To hear Judge explain it, old stats were too focused on player outcomes; DRA is more concerned about player likelihoods. That change could improve our understanding of players' so-called true talent levels, thereby making projections more accurate.

"DRA and our other recent statistics focus on trying to extract that piece of information," Judge said. "Not surprisingly, when you can isolate a player's actual individual contribution, your numbers get more reliable and more accurate in forecasting what comes next."

The future

Judge's work helps Chris Archer's team. USATSI

So, what does come next? In theory, DRA is built to last -- or, at least, to evolve with the times; meanwhile, the metric's mixed-modeling methodology is likely to serve as inspiration for new creations -- the plan, per those in the know, is to tackle catcher game-calling and other defensive aspects next. That's well and good, but what does the future hold for Judge, DRA's father and, for all intents and purposes, the progenitor of the mixed-modeling movement?

Everyone knows about Bill James, who ascended from bean-counting on graveyard shifts to self-publishing books to working for the Boston Red Sox, and most know that before Nate Silver became famous for predicting elections, he sharpened his forecasting claws on ballplayers.

But in recent years, the analytical hobbyist -- the best ones, anyway -- haven't been permitted time to build their legend. Rather, when someone like Dan Turkenkopf or Mike Fast (two other former BP researchers) unearths an important discovery, they and their work are ushered into a front office before we can get to know them.

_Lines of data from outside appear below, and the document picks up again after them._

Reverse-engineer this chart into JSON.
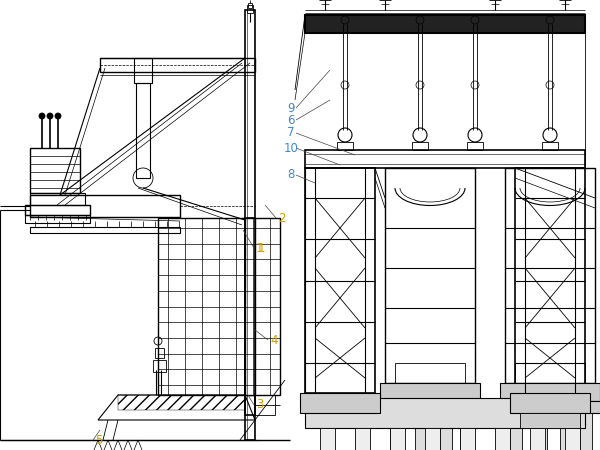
{
  "bg_color": "#ffffff",
  "line_color": "#000000",
  "label_color": "#d4a000",
  "label_color2": "#4488cc",
  "fig_width": 6.0,
  "fig_height": 4.5,
  "dpi": 100
}
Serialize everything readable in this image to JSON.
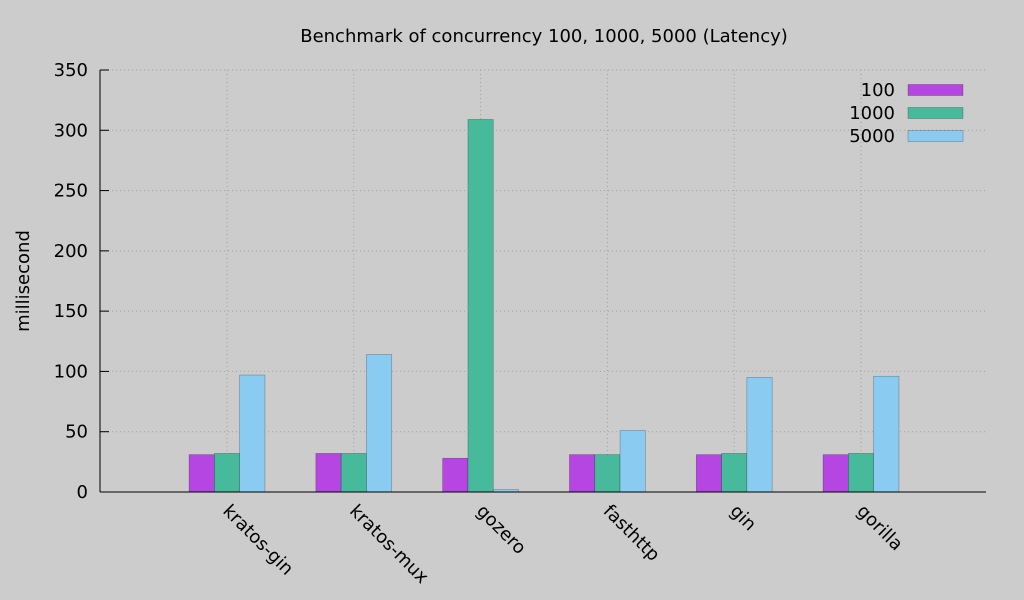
{
  "chart_data": {
    "type": "bar",
    "title": "Benchmark of concurrency 100, 1000, 5000 (Latency)",
    "xlabel": "",
    "ylabel": "millisecond",
    "ylim": [
      0,
      350
    ],
    "yticks": [
      0,
      50,
      100,
      150,
      200,
      250,
      300,
      350
    ],
    "grid": true,
    "legend_position": "top-right",
    "categories": [
      "kratos-gin",
      "kratos-mux",
      "gozero",
      "fasthttp",
      "gin",
      "gorilla"
    ],
    "series": [
      {
        "name": "100",
        "color": "#b546e2",
        "values": [
          31,
          32,
          28,
          31,
          31,
          31
        ]
      },
      {
        "name": "1000",
        "color": "#48ba9c",
        "values": [
          32,
          32,
          309,
          31,
          32,
          32
        ]
      },
      {
        "name": "5000",
        "color": "#8acbf1",
        "values": [
          97,
          114,
          2,
          51,
          95,
          96
        ]
      }
    ]
  }
}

The bad news for those hoping Judge becomes the new James or Silver -- a highly visible linchpin -- is that he already works for a team. Multiple sources have confirmed over the past year that he consults with the Tampa Bay Rays. The good news, however, is neither Judge nor his work have disappeared from the public sphere, which in turn has allowed Judge to make a greater, longer-lasting impact than those made by comparable contemporary analysts.

Better yet, Judge might not be going anywhere in the near future.

"I enjoy what I do now, and it's important to remember that front-office work involves a tremendous time commitment," Judge said about joining a team on a full-time basis. "But in the right situation and at the right time, I think that could be an interesting thing to do."

If or until that right situation and right time arise, Judge will continue to serve as a different kind of mixed model -- one who exists in and impacts multiple realms, in and outside of baseball.